The Philippines Canada Trade Council (PCTC) recently held a forum where candidates from the two leading political parties in B.C. were invited to expound on their achievements, discuss issues, and assess where B.C. is today in terms of trade, housing and health care, among others.
Candidates from the B.C. Liberal Party and the New Democratic Party (NDP) presented their party’s election platform and vision for BC. They discussed why voters must elect them to the Legislative Assembly during the provincial elections on May 9. They took potshots at each other during the well-attended PCTC Special Open Networking event at Hilton Vancouver Metrotown last April 21.
PCTC, a non-governmental association in Canada promoting and assisting trade and business between Canada and the Philippines, likewise promotes fellowship among Filipino and Canadian professionals and businessmen.
The B.C. Liberals were represented by Suzanne Anton, candidate for Vancouver-Fraserview and current B.C. Minister of Justice and Attorney General, and Amrik Virk, candidate for MLA Surrey-Tynehead and current B.C. Minister of Technology, Innovation and Citizens Services.
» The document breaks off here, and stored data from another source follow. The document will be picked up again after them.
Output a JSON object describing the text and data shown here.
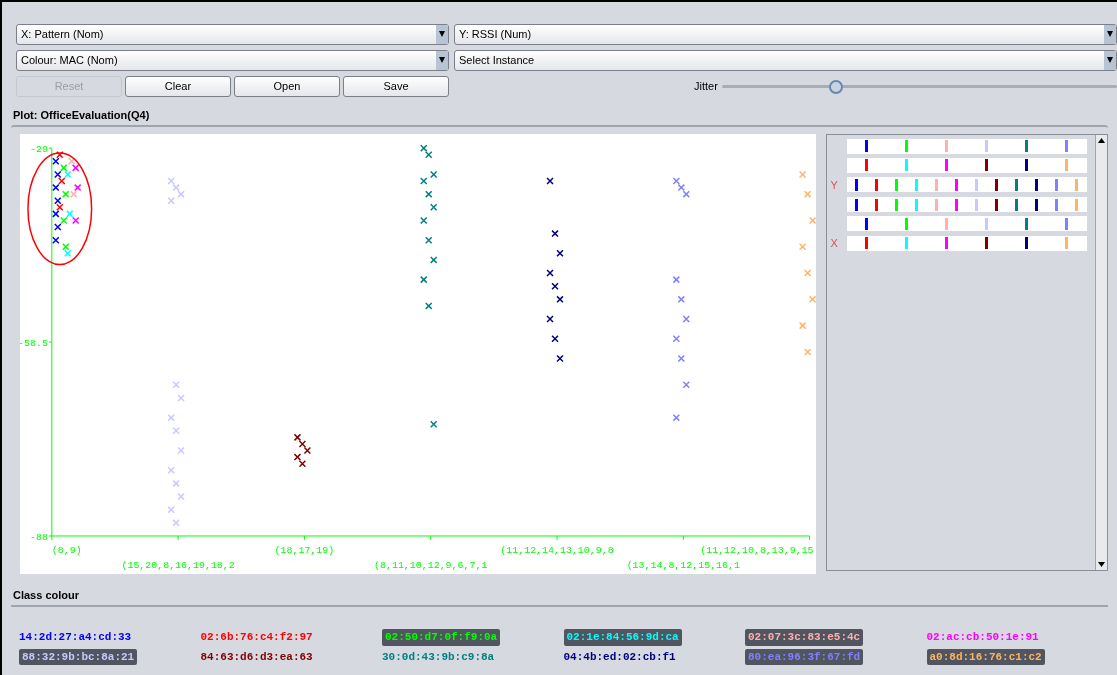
{
  "controls": {
    "x_axis": "X: Pattern (Nom)",
    "y_axis": "Y: RSSI (Num)",
    "colour": "Colour: MAC (Nom)",
    "instance": "Select Instance"
  },
  "buttons": [
    {
      "label": "Reset",
      "disabled": true
    },
    {
      "label": "Clear",
      "disabled": false
    },
    {
      "label": "Open",
      "disabled": false
    },
    {
      "label": "Save",
      "disabled": false
    }
  ],
  "jitter": {
    "label": "Jitter",
    "level": 0.29
  },
  "plot": {
    "title": "Plot: OfficeEvaluation(Q4)",
    "chart_data": {
      "type": "scatter",
      "ylim": [
        -88,
        -29
      ],
      "yticks": [
        -29,
        -58.5,
        -88
      ],
      "categories": [
        "(8,9)",
        "(15,20,8,16,19,18,2",
        "(18,17,19)",
        "(8,11,10,12,9,6,7,1",
        "(11,12,14,13,10,9,8",
        "(13,14,8,12,15,16,1",
        "(11,12,10,8,13,9,15"
      ],
      "series": [
        {
          "name": "14:2d:27:a4:cd:33",
          "color": "#0000ff",
          "x": [
            "(8,9)",
            "(8,9)",
            "(8,9)",
            "(8,9)",
            "(8,9)",
            "(8,9)",
            "(8,9)"
          ],
          "values": [
            -31,
            -33,
            -35,
            -37,
            -39,
            -41,
            -43
          ]
        },
        {
          "name": "02:6b:76:c4:f2:97",
          "color": "#ff0000",
          "x": [
            "(8,9)",
            "(8,9)",
            "(8,9)"
          ],
          "values": [
            -30,
            -34,
            -38
          ]
        },
        {
          "name": "02:50:d7:0f:f9:0a",
          "color": "#00ff00",
          "x": [
            "(8,9)",
            "(8,9)",
            "(8,9)",
            "(8,9)"
          ],
          "values": [
            -32,
            -36,
            -40,
            -44
          ]
        },
        {
          "name": "02:1e:84:56:9d:ca",
          "color": "#00ffff",
          "x": [
            "(8,9)",
            "(8,9)",
            "(8,9)"
          ],
          "values": [
            -33,
            -39,
            -45
          ]
        },
        {
          "name": "02:07:3c:83:e5:4c",
          "color": "#ffafaf",
          "x": [
            "(8,9)",
            "(8,9)"
          ],
          "values": [
            -31,
            -36
          ]
        },
        {
          "name": "02:ac:cb:50:1e:91",
          "color": "#ff00ff",
          "x": [
            "(8,9)",
            "(8,9)",
            "(8,9)"
          ],
          "values": [
            -32,
            -35,
            -40
          ]
        },
        {
          "name": "88:32:9b:bc:8a:21",
          "color": "#c8c8ff",
          "x": [
            "(15,20,8,16,19,18,2",
            "(15,20,8,16,19,18,2",
            "(15,20,8,16,19,18,2",
            "(15,20,8,16,19,18,2",
            "(15,20,8,16,19,18,2",
            "(15,20,8,16,19,18,2",
            "(15,20,8,16,19,18,2",
            "(15,20,8,16,19,18,2",
            "(15,20,8,16,19,18,2",
            "(15,20,8,16,19,18,2",
            "(15,20,8,16,19,18,2",
            "(15,20,8,16,19,18,2",
            "(15,20,8,16,19,18,2",
            "(15,20,8,16,19,18,2"
          ],
          "values": [
            -34,
            -35,
            -36,
            -37,
            -65,
            -67,
            -70,
            -72,
            -75,
            -78,
            -80,
            -82,
            -84,
            -86
          ]
        },
        {
          "name": "84:63:d6:d3:ea:63",
          "color": "#800000",
          "x": [
            "(18,17,19)",
            "(18,17,19)",
            "(18,17,19)",
            "(18,17,19)",
            "(18,17,19)"
          ],
          "values": [
            -73,
            -74,
            -75,
            -76,
            -77
          ]
        },
        {
          "name": "30:0d:43:9b:c9:8a",
          "color": "#008080",
          "x": [
            "(8,11,10,12,9,6,7,1",
            "(8,11,10,12,9,6,7,1",
            "(8,11,10,12,9,6,7,1",
            "(8,11,10,12,9,6,7,1",
            "(8,11,10,12,9,6,7,1",
            "(8,11,10,12,9,6,7,1",
            "(8,11,10,12,9,6,7,1",
            "(8,11,10,12,9,6,7,1",
            "(8,11,10,12,9,6,7,1",
            "(8,11,10,12,9,6,7,1",
            "(8,11,10,12,9,6,7,1",
            "(8,11,10,12,9,6,7,1"
          ],
          "values": [
            -29,
            -30,
            -33,
            -34,
            -36,
            -38,
            -40,
            -43,
            -46,
            -49,
            -53,
            -71
          ]
        },
        {
          "name": "04:4b:ed:02:cb:f1",
          "color": "#000080",
          "x": [
            "(11,12,14,13,10,9,8",
            "(11,12,14,13,10,9,8",
            "(11,12,14,13,10,9,8",
            "(11,12,14,13,10,9,8",
            "(11,12,14,13,10,9,8",
            "(11,12,14,13,10,9,8",
            "(11,12,14,13,10,9,8",
            "(11,12,14,13,10,9,8",
            "(11,12,14,13,10,9,8"
          ],
          "values": [
            -34,
            -42,
            -45,
            -48,
            -50,
            -52,
            -55,
            -58,
            -61
          ]
        },
        {
          "name": "80:ea:96:3f:67:fd",
          "color": "#8080ff",
          "x": [
            "(13,14,8,12,15,16,1",
            "(13,14,8,12,15,16,1",
            "(13,14,8,12,15,16,1",
            "(13,14,8,12,15,16,1",
            "(13,14,8,12,15,16,1",
            "(13,14,8,12,15,16,1",
            "(13,14,8,12,15,16,1",
            "(13,14,8,12,15,16,1",
            "(13,14,8,12,15,16,1",
            "(13,14,8,12,15,16,1"
          ],
          "values": [
            -34,
            -35,
            -36,
            -49,
            -52,
            -55,
            -58,
            -61,
            -65,
            -70
          ]
        },
        {
          "name": "a0:8d:16:76:c1:c2",
          "color": "#ffb366",
          "x": [
            "(11,12,10,8,13,9,15",
            "(11,12,10,8,13,9,15",
            "(11,12,10,8,13,9,15",
            "(11,12,10,8,13,9,15",
            "(11,12,10,8,13,9,15",
            "(11,12,10,8,13,9,15",
            "(11,12,10,8,13,9,15",
            "(11,12,10,8,13,9,15"
          ],
          "values": [
            -33,
            -36,
            -40,
            -44,
            -48,
            -52,
            -56,
            -60
          ]
        }
      ]
    }
  },
  "attribute_rows": [
    {},
    {},
    {
      "axis_label": "Y"
    },
    {},
    {},
    {
      "axis_label": "X"
    }
  ],
  "class_colour": {
    "title": "Class colour"
  }
}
The B.C. NDP, on the other hand, sent re-electionists Mable Elmore, a Canadian-Filipino legislator for Vancouver Kensington, and Raj Chouhan, MLA candidate for the Burnaby-Edmonds riding.
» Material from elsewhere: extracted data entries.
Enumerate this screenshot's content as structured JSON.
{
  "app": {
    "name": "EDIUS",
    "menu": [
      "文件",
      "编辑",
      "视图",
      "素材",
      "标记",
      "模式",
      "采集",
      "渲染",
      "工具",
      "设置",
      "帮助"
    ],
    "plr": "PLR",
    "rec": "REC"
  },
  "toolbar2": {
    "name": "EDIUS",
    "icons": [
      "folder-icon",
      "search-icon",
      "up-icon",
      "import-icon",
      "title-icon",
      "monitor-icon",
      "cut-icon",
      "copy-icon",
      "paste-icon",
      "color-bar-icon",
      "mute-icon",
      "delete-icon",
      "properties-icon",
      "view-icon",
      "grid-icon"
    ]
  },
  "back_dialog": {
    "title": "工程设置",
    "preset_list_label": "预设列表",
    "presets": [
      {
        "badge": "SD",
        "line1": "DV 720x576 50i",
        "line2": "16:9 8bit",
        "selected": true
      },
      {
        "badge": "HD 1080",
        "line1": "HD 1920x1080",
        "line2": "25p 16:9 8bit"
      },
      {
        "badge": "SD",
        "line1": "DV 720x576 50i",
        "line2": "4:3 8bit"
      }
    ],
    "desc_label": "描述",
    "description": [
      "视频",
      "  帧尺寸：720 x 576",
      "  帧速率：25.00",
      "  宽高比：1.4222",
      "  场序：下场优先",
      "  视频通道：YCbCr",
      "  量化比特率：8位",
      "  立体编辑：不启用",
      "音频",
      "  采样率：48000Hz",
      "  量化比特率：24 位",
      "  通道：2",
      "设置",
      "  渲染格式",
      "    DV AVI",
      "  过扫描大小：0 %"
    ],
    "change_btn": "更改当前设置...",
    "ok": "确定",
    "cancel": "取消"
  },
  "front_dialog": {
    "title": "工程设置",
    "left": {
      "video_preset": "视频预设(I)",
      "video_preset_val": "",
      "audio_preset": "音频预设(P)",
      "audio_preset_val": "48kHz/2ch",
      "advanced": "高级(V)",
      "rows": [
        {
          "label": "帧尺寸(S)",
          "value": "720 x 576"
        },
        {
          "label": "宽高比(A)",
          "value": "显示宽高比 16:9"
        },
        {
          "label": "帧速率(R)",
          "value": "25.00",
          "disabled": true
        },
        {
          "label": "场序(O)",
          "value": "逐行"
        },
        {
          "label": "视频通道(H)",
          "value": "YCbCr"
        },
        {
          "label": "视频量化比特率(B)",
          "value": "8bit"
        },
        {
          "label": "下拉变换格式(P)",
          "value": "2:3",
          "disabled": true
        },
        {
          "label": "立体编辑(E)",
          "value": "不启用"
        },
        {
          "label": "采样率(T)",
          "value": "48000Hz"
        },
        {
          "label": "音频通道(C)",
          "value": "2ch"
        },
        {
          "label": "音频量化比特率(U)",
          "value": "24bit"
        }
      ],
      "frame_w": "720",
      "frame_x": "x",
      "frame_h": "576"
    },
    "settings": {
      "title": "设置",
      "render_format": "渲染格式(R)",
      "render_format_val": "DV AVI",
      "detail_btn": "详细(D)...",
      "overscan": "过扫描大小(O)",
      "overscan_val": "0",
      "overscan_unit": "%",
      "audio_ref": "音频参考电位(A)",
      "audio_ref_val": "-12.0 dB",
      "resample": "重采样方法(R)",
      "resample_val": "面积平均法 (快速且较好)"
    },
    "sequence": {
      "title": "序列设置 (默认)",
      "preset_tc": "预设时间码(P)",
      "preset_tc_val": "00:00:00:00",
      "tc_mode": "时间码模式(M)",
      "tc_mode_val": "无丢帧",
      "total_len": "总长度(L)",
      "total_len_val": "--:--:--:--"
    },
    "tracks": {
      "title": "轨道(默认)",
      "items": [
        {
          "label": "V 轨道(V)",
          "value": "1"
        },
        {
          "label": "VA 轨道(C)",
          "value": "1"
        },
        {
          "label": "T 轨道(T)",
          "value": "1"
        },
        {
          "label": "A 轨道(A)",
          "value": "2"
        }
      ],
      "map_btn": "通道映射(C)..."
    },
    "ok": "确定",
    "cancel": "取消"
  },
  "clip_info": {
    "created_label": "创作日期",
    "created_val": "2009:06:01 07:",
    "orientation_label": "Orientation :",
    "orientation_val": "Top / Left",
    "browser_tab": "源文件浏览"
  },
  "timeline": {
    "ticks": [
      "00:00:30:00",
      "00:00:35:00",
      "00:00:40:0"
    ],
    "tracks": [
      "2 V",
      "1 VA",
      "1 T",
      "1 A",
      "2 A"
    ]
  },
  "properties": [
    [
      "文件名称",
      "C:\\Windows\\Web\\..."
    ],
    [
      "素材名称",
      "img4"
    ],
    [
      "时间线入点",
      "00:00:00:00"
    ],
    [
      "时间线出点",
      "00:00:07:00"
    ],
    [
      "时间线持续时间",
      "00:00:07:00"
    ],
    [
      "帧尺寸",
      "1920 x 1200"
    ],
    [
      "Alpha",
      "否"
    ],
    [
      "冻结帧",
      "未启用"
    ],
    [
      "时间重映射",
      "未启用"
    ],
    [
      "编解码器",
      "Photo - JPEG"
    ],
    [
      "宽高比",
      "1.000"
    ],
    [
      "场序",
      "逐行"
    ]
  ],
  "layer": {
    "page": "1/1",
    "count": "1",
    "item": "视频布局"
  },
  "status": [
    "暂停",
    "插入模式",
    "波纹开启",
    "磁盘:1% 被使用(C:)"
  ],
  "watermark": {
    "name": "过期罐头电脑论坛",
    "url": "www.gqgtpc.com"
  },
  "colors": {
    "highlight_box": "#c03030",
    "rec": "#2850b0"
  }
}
The candidates fielded questions from moderator Edmundo Guevara, PCTC director, as well as from the audience.
The unaffordability of housing in Metro Vancouver, rising costs of utilities, expensive health care and education, and restrictive immigration policy are among the concerns of Filipino-Canadians. On this, the NDP appears to offer more responsive solutions.
The Liberals’ strongest suit is the vibrant B.C. economy.
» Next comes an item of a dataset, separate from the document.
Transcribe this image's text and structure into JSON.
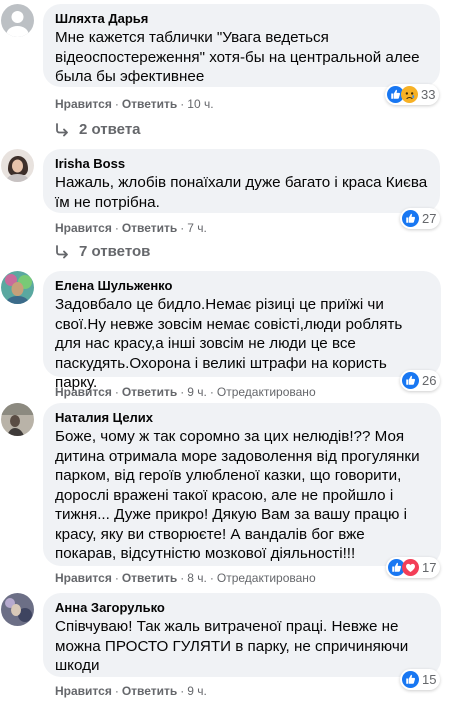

“Under the Liberals, B.C. has emerged as Canada’s strongest provincial economy with Triple A credit rating,” Anton said.
“B.C. has enjoyed a balanced budget since 2013, recording four surpluses in a row,” she added.
B.C. likewise boasts of the lowest unemployment rate in the country as well as the best health outcomes. “Seniors live longer in B.C.,” Anton claimed. In terms of educations, B.C. kids are the smartest in the English-speaking world. Anton cited statistics showing Grade 10 students here are better than those elsewhere.
She touted trade diversity in the province as evidenced by the opening of the first Trade and Investment Office in Manila, the first in Southeast Asia.
B.C. Liberals want more people to come into B.C. and are keen on expanding the B.C. Provincial Nominee Program. “More skilled workers are extremely welcome. We want more Filipinos in BC,” Anton said.
Virk, on the other hand, talked about his immigrant story. He, like many Filipinos, learned to fight intolerance and racism. He learned the value of “spending less than what you earned” from his father, which he wishes to apply to governance in B.C.
The Technology Minister added that B.C. is now moving from advanced education to tech innovation emphasizing creating tech solutions to emerging needs. “For instance, B.C. hosts the Data Analytics company which provides tech support for Boeing operations, among many other companies,” Virk said.
According to Virk, BC under the Liberal government enjoys its lowest unemployment rate in 50 years. “We created 200,000 jobs, of these 80 or 90 percent are full-time jobs,” he cited.
He expects the B.C. economy to sustain its growth under the Liberal government.
Elmore, a second-generation Canadian-Filipino, whose mother hails from Cebu, advocates grant of “landed citizen” status to Filipino workers in Canada.
On the rising cost of living in the province, she said: “B.C. under the Liberals suffers from affordability crisis in housing, health care and education. We’ve endured 16 years of inaction.”
According to Elmore, immigration policies do not favor Filipinos, who come to Canada usually with the highest educational attainments but end up receiving the lowest wages. She also said immigrants wanting to upgrade credentials have to overcome big barriers.
“No action has been taken by Liberals toward the recognition of foreign credentials, in contrast with Manitoba and Alberta,” Elmore complained.
She likewise noted that the success rate for young people is low because B.C. has the highest interest on student loans, and there is high student debt. She said NDP will provide interest-free student loans. Elmore added that there is “chronic underfunding” of schools while the dropout rate for immigrant youth remains high.
Elmore promised fair treatment for foreign workers and, of reduction, if not elimination, of recruitment fees.
“The Filipino community has not been well-served by B.C. Liberals, as exemplified by Bill 29, the controversial legislation which excluded health and community social services workers, including Filipinos, from labour laws that protect other workers in the province.”
Chouhan, an immigrant from India, joined the NDP in 1975. In 1985, he claimed that he was almost killed in the Philippines during a fact-finding mission by the United Church of Christ.
He labeled the 200,000 jobs claimed to have been created in B.C. as “fake news.” “In fact, 30,000 jobs in forestry were lost.” He described as “tokenism” the Liberals’ opening of its trade office in Manila. “It only has one employee and does not really help British Columbians.”
He said the province has the highest child poverty rate. “It is also the only province without a Human Rights Commission,” he noted.